Tiempo después, la familia organizó sus vacaciones para visitar Nueva York. Uno de los destinos eran las oficinas del Rebbe. Estaban dispuestos a esperar todas las horas necesarias en la fila con tal de saludar aunque fuera sólo un minuto al Rebbe, y expresar su agradecimiento a D-os por la recuperación del muchacho.
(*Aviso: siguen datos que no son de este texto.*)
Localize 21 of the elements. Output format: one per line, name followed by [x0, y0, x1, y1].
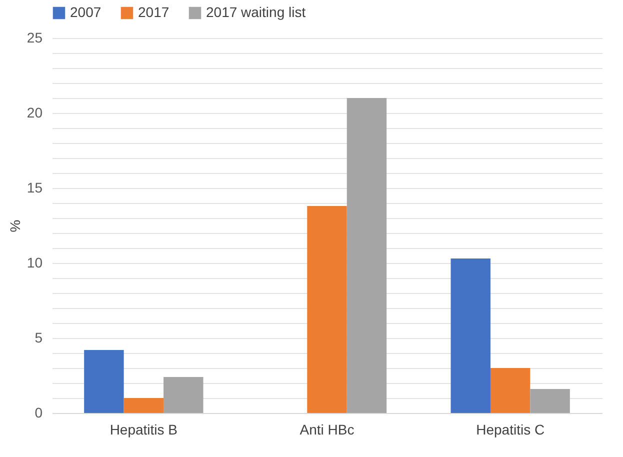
bar [490, 368, 530, 413]
y-tick-label: 20 [26, 104, 43, 120]
bar [450, 258, 490, 413]
y-tick-label: 5 [34, 330, 43, 346]
bar [124, 398, 164, 413]
bar [346, 98, 387, 413]
x-tick-label: Anti HBc [300, 422, 354, 438]
legend-label: 2007 [70, 4, 102, 20]
x-tick-label: Hepatitis C [476, 422, 545, 438]
y-tick-label: 10 [26, 254, 43, 270]
x-tick-label: Hepatitis B [110, 422, 178, 438]
y-axis-title: % [6, 220, 23, 232]
y-tick-label: 0 [34, 404, 43, 420]
bar [307, 206, 347, 413]
y-tick-label: 15 [26, 180, 43, 196]
bar [164, 377, 204, 413]
bar [530, 389, 570, 413]
legend-label: 2017 [138, 4, 170, 20]
bar [84, 350, 124, 413]
y-tick-label: 25 [26, 30, 43, 46]
legend-label: 2017 waiting list [206, 4, 306, 20]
Así pasaron una buena parte de la mañana: Emanuel ansioso por conocer al Rebbe, y su padre intentando escoger las mejores palabras para decir todo lo que quería decir en apenas un minuto que dispondrían.

Cuando por fin llegaron, el abrumado hombre ni siquiera sabía cómo preguntarle al Rebbe si acaso recordaba al niño con un tumor cerebral; menos aún, cómo contarle de la recuperación milagrosa y absoluta. Sin embargo, para su sorpresa, cuando por fin llegaron frente al Rebbe Schneerson fue este quien empezó a hablar:

– ¡Ah! El pequeño Emanuel. ¿Ya está completamente recuperado?

El papá de Emanuel sólo pudo asentir. No tenía idea de cómo los había reconocido, porque nunca le mandaron fotos de nadie de la familia al Rebbe ni a nadie de sus asistentes en Nueva York. El Rebbe sonrió, le dedicó una bendición a Emanuel, y luego le dio un billete de un dólar y le dijo: “haz un acto de altruismo a nombre del Rebbe, por favor”. Emanuel sonrió, agradeció y guardó el billete.

Era hora de despedirse. Así de rápido había sido el contacto con el Rebbe, y así de desconcertante. Pero las sorpresas no habían terminado. Justo cuando estaban por avanzar, el Rebbe tomó del brazo al papá de Emanuel y le dijo sonriendo:

– Oye, ese zapatazo todavía me duele de cuando en cuando.